Fleetwood completes successful exchange offer for 5% convertibles

By Jennifer Chiou

New York, Dec. 12 - Fleetwood Enterprises, Inc. said it received tenders for $79 million of notes in the exchange offer for its $100 million 5% convertible senior subordinated debentures due 2023.

The offer ended at 5 p.m. ET on Dec. 11.

In exchange, the company will issue $81.4 million of new 14% senior secured notes and 11 million shares of its common stock.

Holders of the debentures who did not tender into this exchange offer may either retain their 5% debentures or tender them by Monday in a separate registered exchange offer. Those who tender in that separate exchange offer will receive only shares of common stock.

Fleetwood said it also has received formal notification from NYSE Regulation, Inc. that it is not in compliance with the NYSE's continued listing standard that it maintain a market capitalization of at least $25 million over a 30-trading-day period and that it have, at a minimum, either a $75 million average market capitalization or $75 million in stockholders' equity.

Fleetwood said it is looking to satisfy the continued listing standards with various options, including the successful completion of the exchange offer.

On Dec. 1, the company eliminated the payment escalation feature of the exchange offer. Previously, Fleetwood planned to implement escalation factors at participation levels of $55 million, $70 million and $85 million.

At each of these levels, the company would have provided an increase of about 67 basis points in the payment-in-kind interest rate of the new notes, subject to the 9% PIK interest cap, and about $2.2 million in stock, subject to a maximum of $10.5 million at the $0.75 minimum share price.

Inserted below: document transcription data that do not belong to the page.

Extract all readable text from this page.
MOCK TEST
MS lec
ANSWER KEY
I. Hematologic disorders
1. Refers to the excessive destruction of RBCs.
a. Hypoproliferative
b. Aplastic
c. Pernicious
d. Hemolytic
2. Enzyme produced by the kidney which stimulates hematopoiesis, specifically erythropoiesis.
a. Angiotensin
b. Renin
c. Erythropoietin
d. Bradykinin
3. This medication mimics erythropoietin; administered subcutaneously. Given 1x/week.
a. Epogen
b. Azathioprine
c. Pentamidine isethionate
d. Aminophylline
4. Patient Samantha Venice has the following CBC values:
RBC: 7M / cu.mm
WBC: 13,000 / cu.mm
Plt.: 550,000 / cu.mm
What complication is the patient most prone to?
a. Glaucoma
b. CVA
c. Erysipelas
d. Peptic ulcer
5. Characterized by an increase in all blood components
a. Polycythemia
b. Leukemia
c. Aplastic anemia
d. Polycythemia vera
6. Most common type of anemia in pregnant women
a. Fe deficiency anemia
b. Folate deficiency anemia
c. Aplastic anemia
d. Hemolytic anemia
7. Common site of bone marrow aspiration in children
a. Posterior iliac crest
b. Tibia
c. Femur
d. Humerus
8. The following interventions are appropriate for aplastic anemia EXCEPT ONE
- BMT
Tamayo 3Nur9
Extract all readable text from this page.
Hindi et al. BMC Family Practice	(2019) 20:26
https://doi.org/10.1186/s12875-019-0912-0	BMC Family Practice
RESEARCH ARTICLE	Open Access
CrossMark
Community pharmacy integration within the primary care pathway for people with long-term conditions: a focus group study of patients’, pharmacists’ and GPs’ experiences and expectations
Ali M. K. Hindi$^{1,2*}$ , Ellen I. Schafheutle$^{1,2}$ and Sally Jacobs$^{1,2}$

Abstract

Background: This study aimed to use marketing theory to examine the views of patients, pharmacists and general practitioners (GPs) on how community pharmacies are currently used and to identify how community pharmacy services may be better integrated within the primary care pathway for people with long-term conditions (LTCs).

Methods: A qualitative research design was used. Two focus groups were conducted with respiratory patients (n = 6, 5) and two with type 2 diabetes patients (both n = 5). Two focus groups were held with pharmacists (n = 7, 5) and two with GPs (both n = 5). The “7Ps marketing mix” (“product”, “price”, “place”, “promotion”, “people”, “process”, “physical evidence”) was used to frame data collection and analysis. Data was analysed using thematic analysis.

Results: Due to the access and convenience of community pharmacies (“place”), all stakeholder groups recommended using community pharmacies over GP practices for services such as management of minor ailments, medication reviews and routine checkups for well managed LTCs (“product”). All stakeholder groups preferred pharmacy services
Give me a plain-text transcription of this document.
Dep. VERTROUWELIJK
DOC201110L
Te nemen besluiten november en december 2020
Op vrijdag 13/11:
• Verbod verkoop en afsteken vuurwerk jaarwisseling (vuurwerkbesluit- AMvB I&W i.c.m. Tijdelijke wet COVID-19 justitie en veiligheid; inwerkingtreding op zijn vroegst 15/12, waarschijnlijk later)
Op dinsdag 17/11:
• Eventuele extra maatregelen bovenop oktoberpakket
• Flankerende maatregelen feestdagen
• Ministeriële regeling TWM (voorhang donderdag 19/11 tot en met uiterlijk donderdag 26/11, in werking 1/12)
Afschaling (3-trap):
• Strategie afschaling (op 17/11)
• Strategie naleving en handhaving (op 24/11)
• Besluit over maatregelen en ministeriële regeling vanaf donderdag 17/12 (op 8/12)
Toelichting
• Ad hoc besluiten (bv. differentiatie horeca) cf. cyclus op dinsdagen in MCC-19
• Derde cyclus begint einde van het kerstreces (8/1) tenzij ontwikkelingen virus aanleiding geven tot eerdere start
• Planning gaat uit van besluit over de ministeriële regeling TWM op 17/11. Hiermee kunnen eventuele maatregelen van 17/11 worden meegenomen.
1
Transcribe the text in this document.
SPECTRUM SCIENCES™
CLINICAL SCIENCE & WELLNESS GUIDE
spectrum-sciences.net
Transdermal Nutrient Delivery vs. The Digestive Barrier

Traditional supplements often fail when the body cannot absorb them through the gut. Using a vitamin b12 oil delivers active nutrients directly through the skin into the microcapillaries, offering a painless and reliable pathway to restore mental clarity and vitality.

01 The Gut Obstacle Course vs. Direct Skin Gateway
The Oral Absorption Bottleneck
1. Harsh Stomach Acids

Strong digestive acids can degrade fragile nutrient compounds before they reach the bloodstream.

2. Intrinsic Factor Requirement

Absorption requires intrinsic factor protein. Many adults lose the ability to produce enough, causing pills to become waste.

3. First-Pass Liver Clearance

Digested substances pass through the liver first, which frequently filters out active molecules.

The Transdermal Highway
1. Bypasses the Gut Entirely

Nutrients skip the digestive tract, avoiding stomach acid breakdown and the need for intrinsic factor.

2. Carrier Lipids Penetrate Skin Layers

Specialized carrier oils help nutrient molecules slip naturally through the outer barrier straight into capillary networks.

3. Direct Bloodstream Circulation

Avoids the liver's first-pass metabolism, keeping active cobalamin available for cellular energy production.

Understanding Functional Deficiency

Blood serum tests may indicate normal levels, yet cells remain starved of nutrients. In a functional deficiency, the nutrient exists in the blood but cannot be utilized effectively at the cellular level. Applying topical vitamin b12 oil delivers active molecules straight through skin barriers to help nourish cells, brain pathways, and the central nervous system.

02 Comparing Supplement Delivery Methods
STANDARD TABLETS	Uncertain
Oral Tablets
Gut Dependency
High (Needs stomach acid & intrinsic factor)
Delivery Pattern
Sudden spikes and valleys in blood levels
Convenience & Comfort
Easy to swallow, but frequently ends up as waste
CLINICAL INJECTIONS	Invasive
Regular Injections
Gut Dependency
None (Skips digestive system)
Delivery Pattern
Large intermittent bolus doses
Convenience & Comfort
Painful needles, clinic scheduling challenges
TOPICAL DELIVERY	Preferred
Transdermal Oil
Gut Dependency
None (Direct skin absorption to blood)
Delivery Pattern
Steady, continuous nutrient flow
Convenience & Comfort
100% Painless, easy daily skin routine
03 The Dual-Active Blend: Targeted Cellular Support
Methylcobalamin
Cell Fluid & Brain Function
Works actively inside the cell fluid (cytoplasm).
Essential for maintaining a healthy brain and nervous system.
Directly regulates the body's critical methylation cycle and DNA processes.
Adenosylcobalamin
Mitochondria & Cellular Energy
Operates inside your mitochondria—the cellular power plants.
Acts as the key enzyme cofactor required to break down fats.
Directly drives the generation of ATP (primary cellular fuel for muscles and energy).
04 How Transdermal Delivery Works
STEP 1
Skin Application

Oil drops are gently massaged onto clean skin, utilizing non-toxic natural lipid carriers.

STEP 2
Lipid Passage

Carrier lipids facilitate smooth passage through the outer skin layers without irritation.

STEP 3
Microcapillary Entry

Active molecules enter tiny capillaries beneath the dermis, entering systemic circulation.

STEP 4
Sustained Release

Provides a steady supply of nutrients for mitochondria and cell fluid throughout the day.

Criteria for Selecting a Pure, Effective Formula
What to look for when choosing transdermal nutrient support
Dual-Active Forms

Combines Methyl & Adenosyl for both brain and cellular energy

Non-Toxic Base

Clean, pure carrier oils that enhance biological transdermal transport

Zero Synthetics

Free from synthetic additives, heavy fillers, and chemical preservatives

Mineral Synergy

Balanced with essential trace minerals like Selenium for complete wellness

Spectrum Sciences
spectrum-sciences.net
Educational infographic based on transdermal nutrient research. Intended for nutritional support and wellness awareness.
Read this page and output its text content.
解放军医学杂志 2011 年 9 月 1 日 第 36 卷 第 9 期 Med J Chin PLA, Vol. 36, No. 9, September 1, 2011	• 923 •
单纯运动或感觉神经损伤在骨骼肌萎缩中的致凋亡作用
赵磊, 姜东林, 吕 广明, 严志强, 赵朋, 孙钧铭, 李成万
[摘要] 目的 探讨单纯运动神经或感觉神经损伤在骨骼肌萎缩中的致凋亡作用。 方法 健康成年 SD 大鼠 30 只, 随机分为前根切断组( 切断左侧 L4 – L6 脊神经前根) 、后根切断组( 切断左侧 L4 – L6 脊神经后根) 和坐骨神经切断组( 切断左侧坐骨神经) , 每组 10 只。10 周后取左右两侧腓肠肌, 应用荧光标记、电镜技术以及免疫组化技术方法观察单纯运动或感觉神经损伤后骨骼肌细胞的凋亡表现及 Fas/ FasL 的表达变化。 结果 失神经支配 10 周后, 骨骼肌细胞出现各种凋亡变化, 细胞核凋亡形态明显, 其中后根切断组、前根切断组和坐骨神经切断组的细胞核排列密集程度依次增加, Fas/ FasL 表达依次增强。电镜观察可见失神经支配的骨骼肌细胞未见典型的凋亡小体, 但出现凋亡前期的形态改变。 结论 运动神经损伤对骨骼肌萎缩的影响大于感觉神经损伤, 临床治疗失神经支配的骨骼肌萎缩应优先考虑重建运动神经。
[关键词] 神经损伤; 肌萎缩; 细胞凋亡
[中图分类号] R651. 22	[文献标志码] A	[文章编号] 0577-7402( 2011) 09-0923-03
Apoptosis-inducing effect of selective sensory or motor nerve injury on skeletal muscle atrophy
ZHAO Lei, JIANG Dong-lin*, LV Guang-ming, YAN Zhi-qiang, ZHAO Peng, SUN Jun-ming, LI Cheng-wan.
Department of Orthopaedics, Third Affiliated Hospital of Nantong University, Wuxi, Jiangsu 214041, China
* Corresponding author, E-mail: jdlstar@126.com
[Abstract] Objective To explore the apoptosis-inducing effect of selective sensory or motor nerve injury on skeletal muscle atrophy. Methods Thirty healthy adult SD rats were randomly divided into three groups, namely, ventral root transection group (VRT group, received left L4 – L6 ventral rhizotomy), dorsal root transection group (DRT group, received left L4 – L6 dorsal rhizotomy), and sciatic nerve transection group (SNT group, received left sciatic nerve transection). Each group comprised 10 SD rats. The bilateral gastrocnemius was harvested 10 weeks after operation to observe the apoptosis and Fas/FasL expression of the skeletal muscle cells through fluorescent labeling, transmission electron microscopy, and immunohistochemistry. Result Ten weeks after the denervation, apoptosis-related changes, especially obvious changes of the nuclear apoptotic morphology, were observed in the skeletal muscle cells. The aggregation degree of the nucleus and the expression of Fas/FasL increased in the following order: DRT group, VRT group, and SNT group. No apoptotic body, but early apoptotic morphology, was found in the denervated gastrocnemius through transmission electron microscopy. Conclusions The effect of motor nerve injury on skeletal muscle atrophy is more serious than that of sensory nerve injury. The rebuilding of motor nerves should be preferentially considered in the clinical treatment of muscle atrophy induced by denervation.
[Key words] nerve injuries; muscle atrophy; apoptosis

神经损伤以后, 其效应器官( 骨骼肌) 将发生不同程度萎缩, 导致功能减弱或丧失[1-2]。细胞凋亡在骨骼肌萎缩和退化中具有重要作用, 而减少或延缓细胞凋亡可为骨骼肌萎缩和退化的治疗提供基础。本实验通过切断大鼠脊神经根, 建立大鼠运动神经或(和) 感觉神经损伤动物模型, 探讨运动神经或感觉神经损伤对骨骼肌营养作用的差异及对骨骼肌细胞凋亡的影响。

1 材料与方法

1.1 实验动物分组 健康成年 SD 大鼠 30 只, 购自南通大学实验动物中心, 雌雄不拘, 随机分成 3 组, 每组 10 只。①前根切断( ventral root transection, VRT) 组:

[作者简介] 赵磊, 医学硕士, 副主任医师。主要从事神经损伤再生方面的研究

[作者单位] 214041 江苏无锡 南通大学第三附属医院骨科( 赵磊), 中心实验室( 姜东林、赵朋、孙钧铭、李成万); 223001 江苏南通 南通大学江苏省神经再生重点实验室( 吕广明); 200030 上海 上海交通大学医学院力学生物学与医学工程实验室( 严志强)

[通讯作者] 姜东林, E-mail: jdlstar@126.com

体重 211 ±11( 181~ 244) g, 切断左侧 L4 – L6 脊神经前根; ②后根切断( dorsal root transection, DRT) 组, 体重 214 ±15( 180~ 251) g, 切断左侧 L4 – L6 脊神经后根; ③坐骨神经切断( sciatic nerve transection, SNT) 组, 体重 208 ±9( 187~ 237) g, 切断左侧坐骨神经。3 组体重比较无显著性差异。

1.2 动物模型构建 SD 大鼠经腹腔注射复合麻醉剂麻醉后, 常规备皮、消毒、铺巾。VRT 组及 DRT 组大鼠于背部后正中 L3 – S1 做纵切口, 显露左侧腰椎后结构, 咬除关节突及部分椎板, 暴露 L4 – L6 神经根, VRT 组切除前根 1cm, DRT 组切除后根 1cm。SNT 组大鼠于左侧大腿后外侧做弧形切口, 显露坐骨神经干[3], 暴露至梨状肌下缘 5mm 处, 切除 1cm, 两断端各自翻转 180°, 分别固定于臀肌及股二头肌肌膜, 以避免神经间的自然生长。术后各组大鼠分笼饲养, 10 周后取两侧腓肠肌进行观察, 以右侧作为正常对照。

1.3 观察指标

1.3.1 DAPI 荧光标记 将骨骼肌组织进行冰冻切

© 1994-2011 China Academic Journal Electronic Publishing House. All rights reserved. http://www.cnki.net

Because of the change, the offer was extended to Dec. 11 from Dec. 5.

At Nov. 28, no convertibles had been tendered into the offer.

The convertibles are putable on Dec. 15. Fleetwood has elected to pay stock for any puts and said it is pursuing the exchange offer in order to preserve liquidity and to avoid dilution of existing shareholders.

Exchange features

For each $1,000 principal amount of convertibles, holders who exchange will receive:

• $1,030 principal amount of new three-year senior secured notes, which are senior obligations of Fleetwood, secured by a first-priority lien on $20 million of unencumbered real estate assets of some Fleetwood subsidiaries and a junior lien on about $58 million of some subsidiaries' real properties that are pledged to secure its credit facility and guaranteed on a subordinated basis to Fleetwood's credit facility by some Fleetwood subsidiaries;

• A 14% coupon consisting of 5% payable in cash and 9% payable in kind;

• 140 shares of Fleetwood common stock, assuming that the average price of common stock during the relevant 20-trading-day period is $0.75 per share or less; and

• Accrued interest.

The exchange offer was subject to several conditions, including a declaration from the Securities and Exchange Commission that the revised registration statement is effective and a minimum tender threshold of $33.5 million.

As already noted, a holder of about $33.9 million of the convertibles planned to participate in the exchange offer, and Fleetwood planned to enter into binding agreements with this holder and one or more other holders.

The company's secured credit facility has been amended to accommodate the terms of the new senior secured notes. In particular, collateral was freed from the facility to provide security for the notes.

In late August, Fleetwood had said it believed it highly likely that holders will put back the convertibles at par and that it was working with investors to replace the convertibles. The company announced plans for the exchange offer on Oct. 21, and the offer began on Oct. 30.

Barclays Capital Inc. was the dealer manager, Bank of New York Mellon Trust Co., NA was the exchange agent, and MacKenzie Partners (800 322-2885) was the information agent.

Fleetwood is based in Riverside, Calif., and produces recreational vehicles and manufactured homes through its subsidiaries.